What I find interesting is the name they’re using. The Justified Ancients of Mu Mu were Drummond and Cauty’s original late 80s sample-heavy outfit, charting with the thundering 1990 hit “It’s Grim Up North“. But again, that’s not the point. “”2023: A Trilogy” by Bill Drummond and Jimmy Cauty” would have been one thing, but to have the author’s name be that of a band is, for me, the masterstroke.

I suppose this entire post could just be a single question: “why don’t writers use band-type names as pseudonyms”? Because that is my point.
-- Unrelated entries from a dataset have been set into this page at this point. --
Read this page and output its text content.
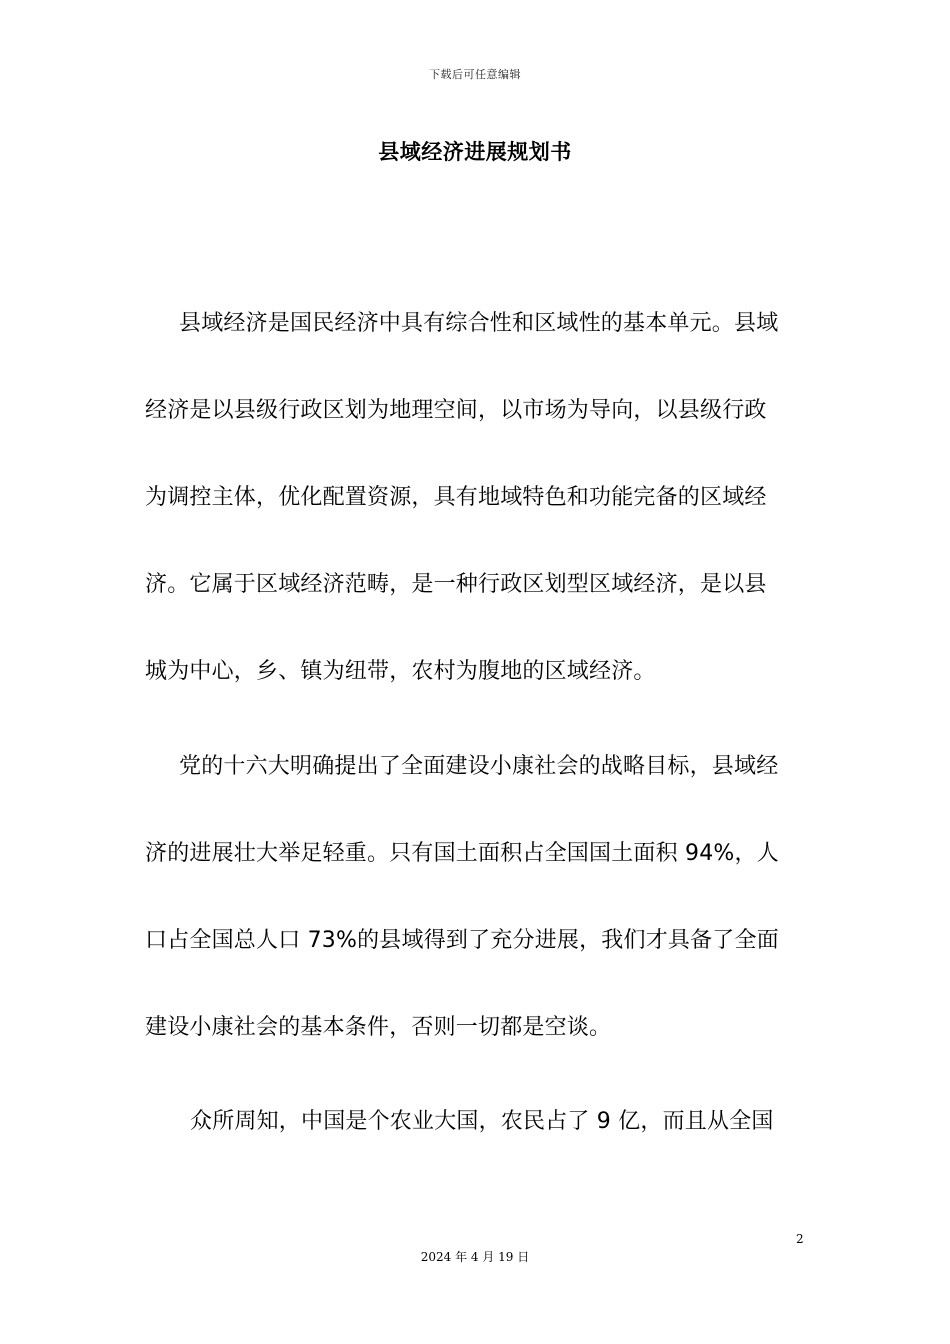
下载后可任意编辑
县域经济进展规划书
县域经济是国民经济中具有综合性和区域性的基本单元。县域
经济是以县级行政区划为地理空间，以市场为导向，以县级行政
为调控主体，优化配置资源，具有地域特色和功能完备的区域经
济。它属于区域经济范畴，是一种行政区划型区域经济，是以县
城为中心，乡、镇为纽带，农村为腹地的区域经济。
党的十六大明确提出了全面建设小康社会的战略目标，县域经
济的进展壮大举足轻重。只有国土面积占全国国土面积 94%，人
口占全国总人口 73%的县域得到了充分进展，我们才具备了全面
建设小康社会的基本条件，否则一切都是空谈。
众所周知，中国是个农业大国，农民占了 9 亿，而且从全国
2
2024 年 4 月 19 日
Off the top of my head – although I’m sure there must be some others – I can only think of one book that has been similarly attributed*, and that’s The Manual: How to Have a Number One The Easy Way by The Timelords, the band behind the genius/godawful novelty smash hit “Doctorin’ the Tardis”. The Timelords were – but of course – Bill Drummond and Jimmy Cauty.

Let’s ignore for now the fact that all band names are, to an extent, absurd. What is it that’s so different between the music-buying public and the book-buying public that one finds abstract pseudonyms not only normal but desirable, while the other expects it’s authors to have real – or at least realistic – names? It isn’t as if these two publics are different people, after all.
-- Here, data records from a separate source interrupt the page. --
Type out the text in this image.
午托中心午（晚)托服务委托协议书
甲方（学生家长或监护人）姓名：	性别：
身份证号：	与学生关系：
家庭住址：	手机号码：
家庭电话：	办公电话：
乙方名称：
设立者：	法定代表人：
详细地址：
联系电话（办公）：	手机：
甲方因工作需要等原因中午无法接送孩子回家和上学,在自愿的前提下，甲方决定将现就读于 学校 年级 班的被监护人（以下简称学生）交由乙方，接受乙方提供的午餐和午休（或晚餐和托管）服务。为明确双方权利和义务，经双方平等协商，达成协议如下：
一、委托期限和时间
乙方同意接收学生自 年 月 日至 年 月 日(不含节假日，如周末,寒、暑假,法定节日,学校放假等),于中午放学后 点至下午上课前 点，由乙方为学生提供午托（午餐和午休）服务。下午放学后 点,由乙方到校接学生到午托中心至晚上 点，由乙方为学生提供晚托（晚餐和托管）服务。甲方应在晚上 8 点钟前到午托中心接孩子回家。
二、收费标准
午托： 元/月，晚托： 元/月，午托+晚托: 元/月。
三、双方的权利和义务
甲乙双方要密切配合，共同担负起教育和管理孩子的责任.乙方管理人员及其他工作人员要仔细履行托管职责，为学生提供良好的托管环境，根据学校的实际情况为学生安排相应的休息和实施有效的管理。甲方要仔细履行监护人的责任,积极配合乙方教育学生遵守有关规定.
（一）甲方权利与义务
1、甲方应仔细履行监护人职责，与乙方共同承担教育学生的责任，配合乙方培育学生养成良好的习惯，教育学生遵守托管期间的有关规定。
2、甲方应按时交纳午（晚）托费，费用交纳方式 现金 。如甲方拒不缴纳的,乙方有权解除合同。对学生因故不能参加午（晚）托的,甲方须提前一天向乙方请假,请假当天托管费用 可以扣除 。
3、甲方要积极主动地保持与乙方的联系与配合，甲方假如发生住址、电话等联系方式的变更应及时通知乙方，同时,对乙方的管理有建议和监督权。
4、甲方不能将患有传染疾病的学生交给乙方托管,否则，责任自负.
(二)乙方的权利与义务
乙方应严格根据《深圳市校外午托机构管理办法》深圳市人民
I’m not asking why don’t bands write books, but rather why don’t more authors publish under an abstract or collective name?

It’s convention, isn’t it? Authors have always used pseudonyms, but collective names for artistic purposes (again, please correct me if I’m wrong) I am guessing began early last century with various modernist movements such as the Dadaists, Futurists and Surrealists, who self-consciously used such descriptors. Should we take it as a sign of one of Modernism’s failings that this didn’t cross into literature (other than for the purpose of those groups’ manifestos)?

“The death of the author” was announced by Roland Barthes 50 years ago, we accept such innovations as e-books, the Romantics’ idea of art as self-expression has been called into question for a long time, yet still we cleave to the idea of authenticity that a “real” name above a title evidently confers. No matter what experimentation or deconstruction of the form goes on within the text, still the book-as-object appears earnestly signed off by an identifiable figure. I’d love to see someone else follow Drummond and Cauty’s lead.

 

*Q by Luther Blissett doesn’t quite fit the bill here, being written by a collective yet appearing as “by” a single figure, though is interesting nonetheless; Luther Blissett in this case being not the former Watford and England footballer, but an Italian group for whom he was a cult hero.